Osteosarcoma, as the most important life-threatening malignant bone tumor, is increasing in incidence. The establishment of a scientific and effective nude mouse model of human osteogenic sarcoma is one of the most important tools to overcome this disease.
Principle
The basic principle of [Nude mouse model of human osteogenic sarcoma]:
At present, human tumor xenografts in nude mice have been widely used in experimental research as a common means of establishing tumor models. By injecting human osteosarcoma cells into the bone marrow of nude mice, we can not only establish a stable nude-mouse-Holstein osteosarcoma model, but also its biological characteristics are close to those of human osteosarcoma, which is of great research and application value, and has become one of the most commonly used models of osteosarcoma.
Operation method
A nude mouse model of human osteogenic sarcoma
Principle
The basic principle of [nude mouse and human osteogenic sarcoma model] is that human tumor xenotransplantation in nude mice has been widely used in experimental research as a common tumor modeling method. By injecting human osteosarcoma cells into the bone marrow of nude mice, we can not only establish a stable nude-mouse-Holstein osteosarcoma model, but also its biological characteristics are close to those of human osteosarcoma, which is of great research and application value, and has become one of the most commonly used models for osteosarcoma.
Materials and Instruments
Equipment: Nude mice, 7-gauge syringe needle Move The basic modeling method of the nude mouse Dutch human osteogenic sarcoma model can be divided into the following steps: For more product details, please visit Aladdin Scientific website.
Reagents:
① Human osteosarcoma cell line (MG63)
② Hanks solution
③ Physiological saline
A. Select nude mice as the model.
B. Select the human osteogenic sarcoma cell line (MG63), and inoculate 0.2 ml cell suspension containing 3×106 cells into the subcutaneous of nude mice at the age of 4 weeks, and wait for the grafted tumor to enlarge to about 2 cm × 1.5 cm × 2 cm.

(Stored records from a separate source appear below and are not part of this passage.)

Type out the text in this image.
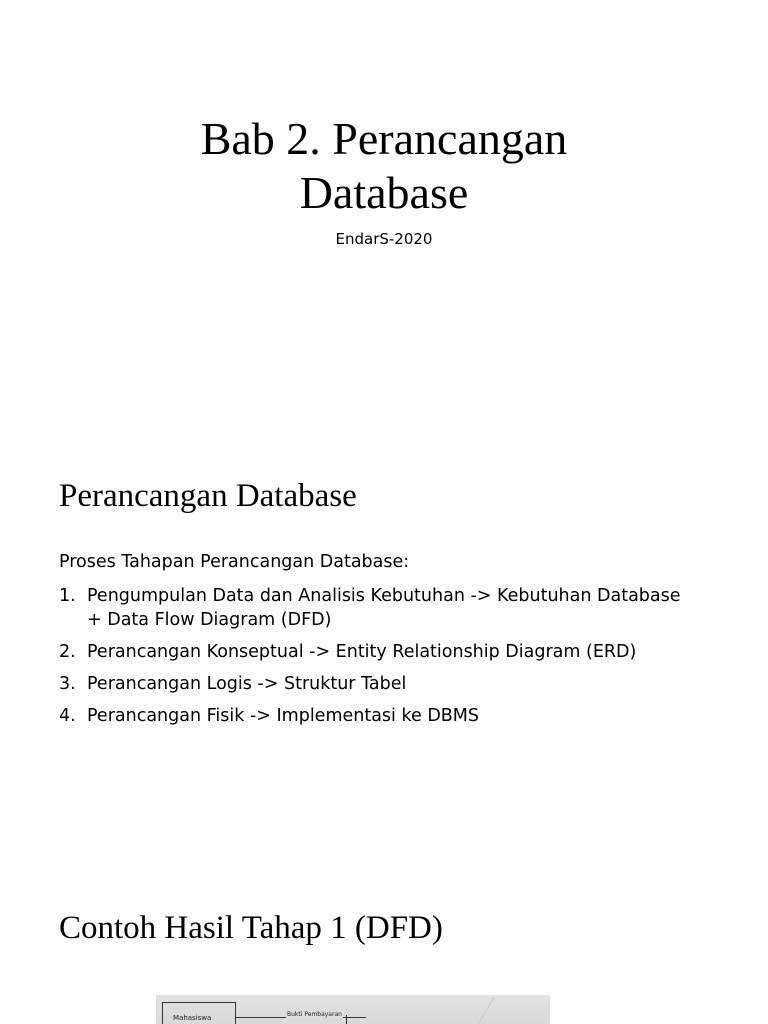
Bab 2. Perancangan
Database
EndarS-2020
Perancangan Database
Proses Tahapan Perancangan Database:
1. Pengumpulan Data dan Analisis Kebutuhan -> Kebutuhan Database
+ Data Flow Diagram (DFD)
2. Perancangan Konseptual -> Entity Relationship Diagram (ERD)
3. Perancangan Logis -> Struktur Tabel
4. Perancangan Fisik -> Implementasi ke DBMS
Contoh Hasil Tahap 1 (DFD)
Mahasiswa	Bukti Pembayaran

C. Take 1 cm3 of tumor tissue without necrosis, cut it into pieces, and rinse repeatedly with Hanks' solution. The tissue was washed repeatedly with Hanks' solution, centrifuged and precipitated, and then diluted with saline to 2. 5×105/ul.

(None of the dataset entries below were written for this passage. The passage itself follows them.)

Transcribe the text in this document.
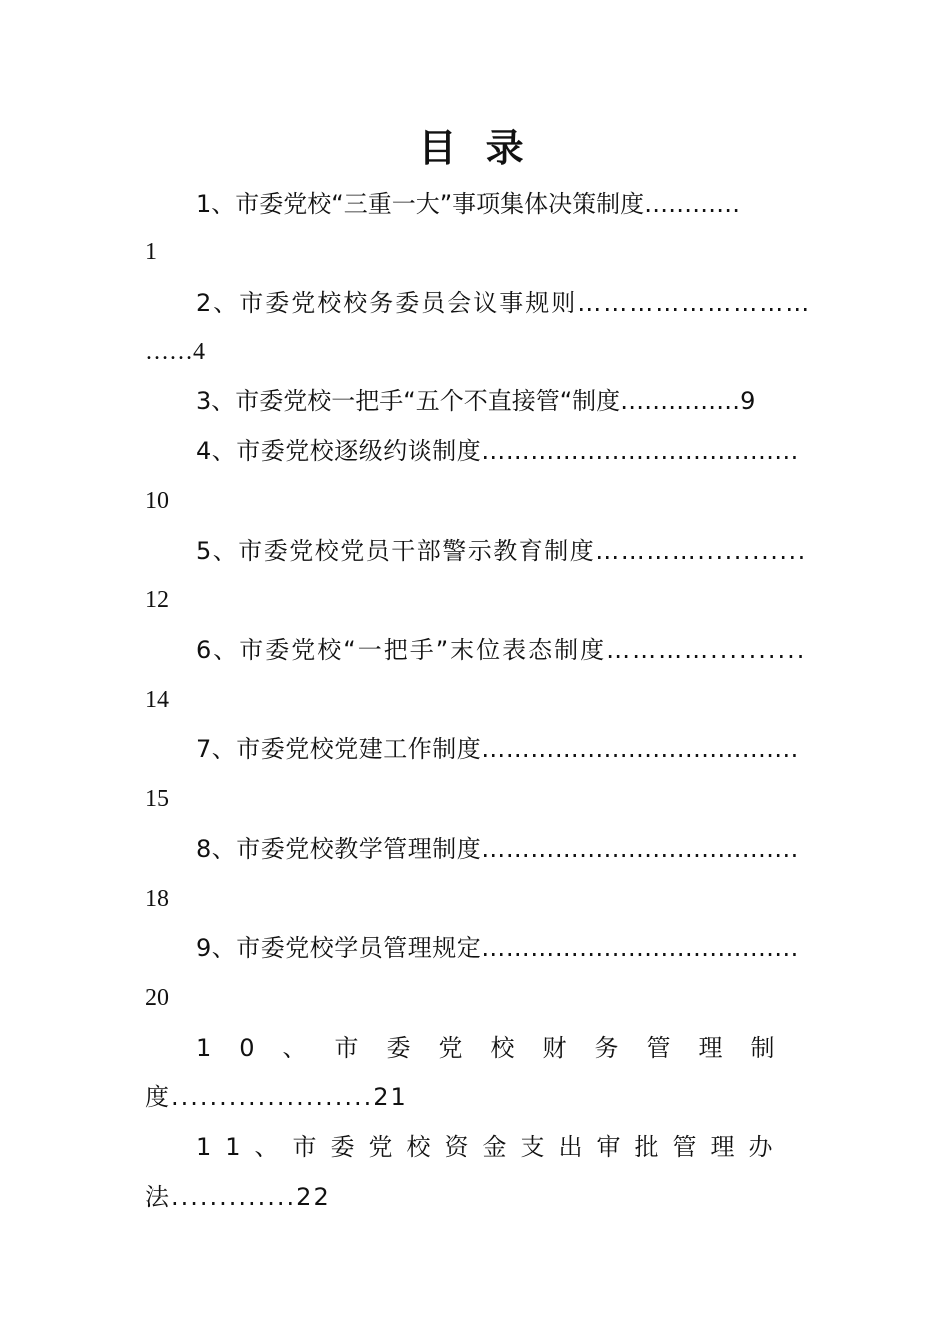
目 录
1、市委党校“三重一大”事项集体决策制度…………
1
2、市委党校校务委员会议事规则………………………
……4
3、市委党校一把手“五个不直接管“制度……………9
4、市委党校逐级约谈制度…………...........................
10
5、市委党校党员干部警示教育制度…………............
12
6、市委党校“一把手”末位表态制度…………..........
14
7、市委党校党建工作制度…………...........................
15
8、市委党校教学管理制度…………...........................
18
9、市委党校学员管理规定…………...........................
20
10、市委党校财务管理制
度.....................21
11、市委党校资金支出审批管理办
法.............22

D. The above diluted solution was injected into the bone marrow cavity of the lower femur of nude mice at 6-8 weeks of age with a 7-gauge needle, and 0.2 ml was injected into each animal.
E. Twenty-four to twenty-six days after the implantation, the molybdenum-palladium X-ray film showed that the bone was destroyed, and it infiltrated into the soft tissues around the implanted tumor. 40 days later, the tumor could be pathologically fractured.